Un mattino con la finestra
aperta, aperta la porta
ballando agile per tutta
la stanza, alte sul capo le mani
il tempo battendo, a tempo.
Con le unghie qualcosa
come un graffio sulla
pelle, dal volto tracce di sangue
graffiato, fuori mi scaglio io
stesso, fuori

In Hans Georg Bulla, Kindheit und Kreide. Gedichte, Suhrkamp, 1986

Leggiamo insieme. Il testo ha un’intitolazione apparentemente esplicita: rimanda alla solitudine di Hölderlin (1770 – 1843), il celebre poeta tedesco che finì i suoi giorni a Tubinga, recluso in una torre sul Neckar. Ma il termine solitär, nell’accezione francese, richiama anche l’immagine di un diamante incastonato. Il titolo è diviso dalla virgola, una cifra stilistica frequente nella poesia di Bulla. Dieci versi divisi in due cinquine – due strofe che si fronteggiano. In totale assenza di rima, colpisce immediatamente la frequenza della ripetizione – cinque occorrenze: offnem-offnen; Takt-Takt; etwas -etwas; gekratzt-gekratzt; heraus-heraus. Come l’eco di un’altra voce? O come un’interferenza? Vedremo.

Osserviamo le immagini e lo strato fonico dell’originale. Una mattina ariosa, porta e finestra spalancate, quasi un fiato di vento nei primi due versi grazie al soffio delle fricative (Vormittag, offnem, Fenster, offnen). Dal terzo verso si coglie un agile moto di danza, introdotto dall’affettuoso behend, termine che anticamente significava bei der Hand, prendersi per mano. Il movimento attraversa uno spazio domestico – Zimmer: stanza, ma occhio a un’eco interna! – scivolando, modulato in quattro accenti, verso un enjambement allitterante: ganz/getanzt. Dal quarto verso si disegna sulla pagina una presenza: le mani levate sul capo, una figura batte il tempo, imperiosa nei tre accenti del quinto verso, e con parvenza onomatopeica, quasi a rendere il ticchettio dei calzari: den Tàkt geschlàgen,Tàkt.

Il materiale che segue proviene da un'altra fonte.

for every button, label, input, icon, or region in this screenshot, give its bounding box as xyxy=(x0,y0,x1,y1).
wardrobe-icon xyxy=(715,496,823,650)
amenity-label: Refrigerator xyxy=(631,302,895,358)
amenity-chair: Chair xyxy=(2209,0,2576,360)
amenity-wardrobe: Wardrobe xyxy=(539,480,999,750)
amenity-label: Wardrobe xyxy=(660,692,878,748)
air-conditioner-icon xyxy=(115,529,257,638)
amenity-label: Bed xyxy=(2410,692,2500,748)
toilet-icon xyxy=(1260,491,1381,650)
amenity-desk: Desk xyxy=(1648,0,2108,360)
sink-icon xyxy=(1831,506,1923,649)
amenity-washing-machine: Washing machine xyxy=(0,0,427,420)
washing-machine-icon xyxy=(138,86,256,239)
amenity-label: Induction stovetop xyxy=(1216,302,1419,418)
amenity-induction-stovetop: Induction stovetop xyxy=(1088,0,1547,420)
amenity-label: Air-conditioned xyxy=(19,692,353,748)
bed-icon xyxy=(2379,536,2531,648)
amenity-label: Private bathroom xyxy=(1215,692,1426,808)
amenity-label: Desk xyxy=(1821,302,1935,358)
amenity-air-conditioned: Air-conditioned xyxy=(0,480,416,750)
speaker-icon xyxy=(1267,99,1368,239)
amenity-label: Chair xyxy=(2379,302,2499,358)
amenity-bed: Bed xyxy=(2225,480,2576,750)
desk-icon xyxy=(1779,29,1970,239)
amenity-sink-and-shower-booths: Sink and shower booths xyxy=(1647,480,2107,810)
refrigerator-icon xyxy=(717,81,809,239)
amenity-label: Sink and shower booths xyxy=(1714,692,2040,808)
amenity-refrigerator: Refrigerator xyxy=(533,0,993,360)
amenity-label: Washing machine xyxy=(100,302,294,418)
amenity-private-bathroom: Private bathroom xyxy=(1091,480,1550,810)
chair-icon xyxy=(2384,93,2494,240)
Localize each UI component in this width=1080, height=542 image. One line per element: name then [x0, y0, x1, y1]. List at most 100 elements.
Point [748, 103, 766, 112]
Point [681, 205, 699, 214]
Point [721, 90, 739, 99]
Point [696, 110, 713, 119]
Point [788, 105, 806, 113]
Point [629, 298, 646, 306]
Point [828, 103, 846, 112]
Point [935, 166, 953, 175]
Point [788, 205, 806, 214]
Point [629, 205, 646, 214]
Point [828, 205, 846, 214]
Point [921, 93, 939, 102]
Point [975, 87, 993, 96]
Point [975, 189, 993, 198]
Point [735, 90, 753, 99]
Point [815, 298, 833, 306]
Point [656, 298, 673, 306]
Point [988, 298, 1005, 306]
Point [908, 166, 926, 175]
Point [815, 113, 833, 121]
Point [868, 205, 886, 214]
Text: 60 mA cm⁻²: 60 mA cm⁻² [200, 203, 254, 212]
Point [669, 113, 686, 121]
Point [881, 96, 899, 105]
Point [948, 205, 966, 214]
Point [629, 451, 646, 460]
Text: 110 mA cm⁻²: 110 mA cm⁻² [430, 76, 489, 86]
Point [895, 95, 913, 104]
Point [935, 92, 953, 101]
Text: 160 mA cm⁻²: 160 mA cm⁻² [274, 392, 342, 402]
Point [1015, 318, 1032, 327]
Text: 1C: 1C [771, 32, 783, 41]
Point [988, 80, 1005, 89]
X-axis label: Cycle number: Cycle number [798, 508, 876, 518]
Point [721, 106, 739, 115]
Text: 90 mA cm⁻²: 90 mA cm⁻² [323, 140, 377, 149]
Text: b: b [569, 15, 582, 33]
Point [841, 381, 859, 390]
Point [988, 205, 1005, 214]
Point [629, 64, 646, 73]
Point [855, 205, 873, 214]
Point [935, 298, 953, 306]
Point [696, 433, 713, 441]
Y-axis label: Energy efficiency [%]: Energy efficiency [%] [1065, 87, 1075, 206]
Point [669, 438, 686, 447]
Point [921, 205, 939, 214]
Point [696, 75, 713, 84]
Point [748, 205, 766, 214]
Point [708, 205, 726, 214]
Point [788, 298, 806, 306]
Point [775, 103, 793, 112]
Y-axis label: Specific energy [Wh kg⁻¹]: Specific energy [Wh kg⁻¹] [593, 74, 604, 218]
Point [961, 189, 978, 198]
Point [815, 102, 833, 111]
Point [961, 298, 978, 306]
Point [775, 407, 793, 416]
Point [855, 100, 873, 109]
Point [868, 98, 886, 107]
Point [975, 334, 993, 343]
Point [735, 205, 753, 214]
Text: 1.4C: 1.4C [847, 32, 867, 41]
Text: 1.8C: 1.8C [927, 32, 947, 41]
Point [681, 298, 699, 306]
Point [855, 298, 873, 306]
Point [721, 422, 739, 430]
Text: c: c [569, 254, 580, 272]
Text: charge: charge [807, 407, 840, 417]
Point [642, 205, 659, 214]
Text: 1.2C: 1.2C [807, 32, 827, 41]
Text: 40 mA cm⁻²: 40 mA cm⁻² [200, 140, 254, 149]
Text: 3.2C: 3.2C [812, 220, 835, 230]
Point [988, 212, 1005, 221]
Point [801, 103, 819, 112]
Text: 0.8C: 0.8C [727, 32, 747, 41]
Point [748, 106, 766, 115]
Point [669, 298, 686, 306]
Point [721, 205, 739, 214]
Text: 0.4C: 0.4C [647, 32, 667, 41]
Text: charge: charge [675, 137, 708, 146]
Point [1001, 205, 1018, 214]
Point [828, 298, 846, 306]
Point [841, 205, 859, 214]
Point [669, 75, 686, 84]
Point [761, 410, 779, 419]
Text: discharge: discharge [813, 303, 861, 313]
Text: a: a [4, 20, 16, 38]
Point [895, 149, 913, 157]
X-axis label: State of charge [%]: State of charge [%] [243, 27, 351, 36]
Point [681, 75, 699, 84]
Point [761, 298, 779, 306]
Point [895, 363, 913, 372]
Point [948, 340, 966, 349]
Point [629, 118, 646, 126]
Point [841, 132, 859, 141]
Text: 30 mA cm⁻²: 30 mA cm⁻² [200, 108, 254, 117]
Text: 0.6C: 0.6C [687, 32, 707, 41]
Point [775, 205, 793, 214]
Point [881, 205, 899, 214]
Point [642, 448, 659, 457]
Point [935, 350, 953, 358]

Fedele alla sua funzione originaria (strofa deriva dal gr. στρέϕω “voltare”), la seconda strofa ruota la scena del testo. La visuale si fa instabile: una caratteristica, questa, della poesia di Bulla. Svanita la danza, i versi s’impigliano nei graffi, nel sangue di quel doppio, aspro gekratzt. La visione si oscura. Chi parla dietro quel volto graffiato con le unghie? L’io lirico si affaccia solo nel penultimo verso, e con un impulso di ribadito distacco da quella labile traccia di autolesionismo, e già proiettato in fuori, in un altro spazio. Dunque un io lirico in fuga dalla torre? No, c’è dell’altro. Qui entra in gioco l’ambiguità del linguaggio poetico, la sua (intraducibile) ricchezza. Perché a ben guardare quello scatto dell’io verso un altrove appare subito disdetto in punta di verso, il soggetto risulta infatti dimezzato tra un verso e l’altro: ich lock mich/selbst. Di più: in quel prefisso her della doppia nota di chiusura – heraus, heraus – (non hinaus!) non si avverte forse il latente alitare di un risucchio interno al testo? Che tende a ricondurre l’io alla torre, a quella stanza reclusa della prima strofa? In tedesco infatti her indica un moto verso chi parla, non un allontanamento. Fermiamoci qui. Ci siamo finora immersi in una analisi rigorosamente interna al testo. Veniamo ora al contesto.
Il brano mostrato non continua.